VIPスタイルの「素材」は選りすぐりです。どんなクルマでも良いわけではありません。定番チョイスは、日本の国産フラッグシップ級FR(フロントエンジン・リアドライブ)セダンです。
最定番・最アンダーグラウンド(王道)の「御三家」:
- トヨタ セルシオ (Toyota Celsior): トヨタブランドで販売された、レクサスLS (Lexus LS) そのもの。VIP界の「ゴッドファーザー」と呼べる存在。特にLS400/LS430が絶対的アイコン。
- トヨタ アリスト (Toyota Aristo): これが日本版レクサスGS (Lexus GS)。伝説のエンジン2JZ-GTE(スープラと同型)搭載車として、パワーベースも魅力。
- 日産 シーマ (Nissan Cima): 北米市場ではインフィニティ Q45 (Infiniti Q45)。日産の誇るフラッグシップセダン。ここにも御三家の一角です。
その人気選択肢:
- トヨタ クラウン (Toyota Crown): 特に最上級グレードであるクラウンマジェスタは定番VIPベース。
- 日産 フーガ / グロリア / セドリック (Nissan Fuga / Gloria / Cedric): フーガは後継のインフィニティM系に相当。グロリアとセドリックは日産の歴史あるフラッグシップセダンで、VIPチューンの常連。

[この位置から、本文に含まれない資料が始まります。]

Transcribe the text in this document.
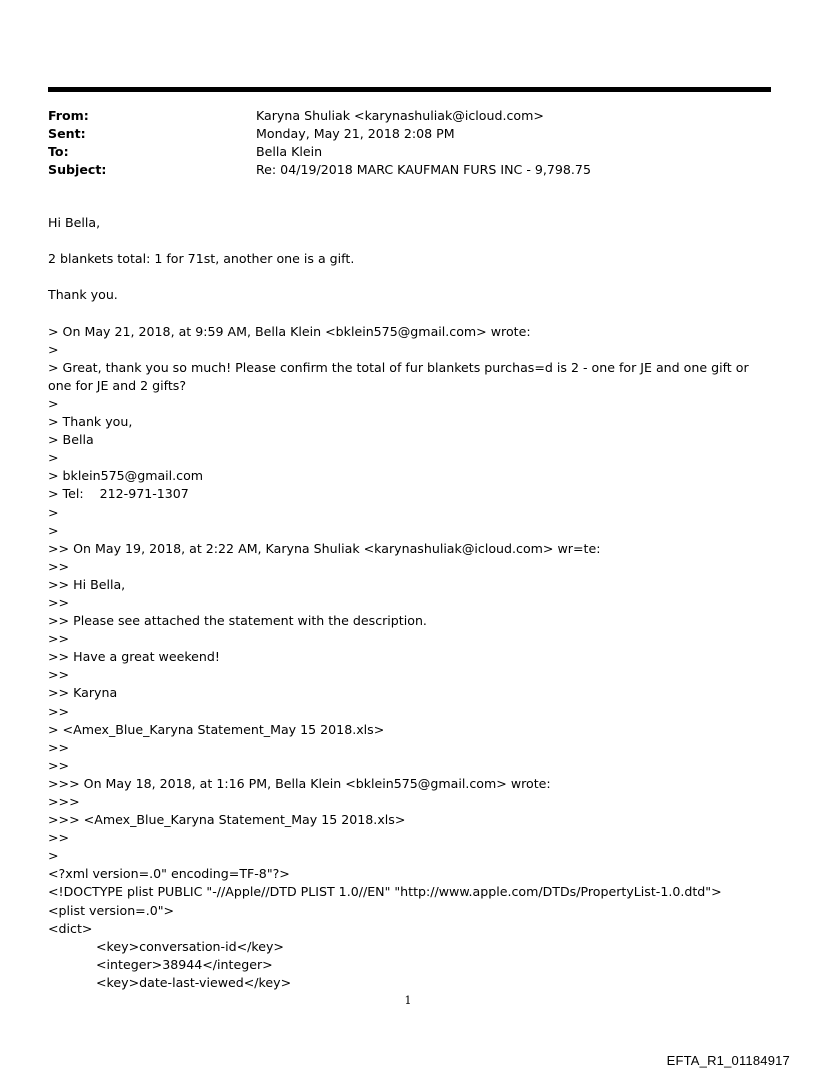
From:	Karyna Shuliak <karynashuliak@icloud.com>
Sent:	Monday, May 21, 2018 2:08 PM
To:	Bella Klein
Subject:	Re: 04/19/2018 MARC KAUFMAN FURS INC - 9,798.75
Hi Bella,
2 blankets total: 1 for 71st, another one is a gift.
Thank you.
> On May 21, 2018, at 9:59 AM, Bella Klein <bklein575@gmail.com> wrote:
>
> Great, thank you so much! Please confirm the total of fur blankets purchas=d is 2 - one for JE and one gift or one for JE and 2 gifts?
>
> Thank you,
> Bella
>
> bklein575@gmail.com
> Tel:    212-971-1307
>
>
>> On May 19, 2018, at 2:22 AM, Karyna Shuliak <karynashuliak@icloud.com> wr=te:
>>
>> Hi Bella,
>>
>> Please see attached the statement with the description.
>>
>> Have a great weekend!
>>
>> Karyna
>>
> <Amex_Blue_Karyna Statement_May 15 2018.xls>
>>
>>
>>> On May 18, 2018, at 1:16 PM, Bella Klein <bklein575@gmail.com> wrote:
>>>
>>> <Amex_Blue_Karyna Statement_May 15 2018.xls>
>>
>
<?xml version=.0" encoding=TF-8"?>
<!DOCTYPE plist PUBLIC "-//Apple//DTD PLIST 1.0//EN" "http://www.apple.com/DTDs/PropertyList-1.0.dtd">
<plist version=.0">
<dict>
<key>conversation-id</key>
<integer>38944</integer>
<key>date-last-viewed</key>
1
EFTA_R1_01184917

- トヨタ マークX (Toyota Mark X): 上記の車種に比べるとややコンパクトカーだが、FRクーペセダンのスポーティさが魅力で、若手プレイヤーに人気のベース車種。
近年は、このスタイルは他の車種にも広がりを見せており、一部のミニバン(トヨタ アルファード / トヨタ ヴェルファイア)もVIPターゲットとなり「バンカルチャー (Vankulture)」と呼ばれています。しかし、最もクラシックで純粋なビップスタイルの本筋は、やはり壮大なプロポーションを持つ国産フラッグシップFRセダンたちにあると言えるでしょう。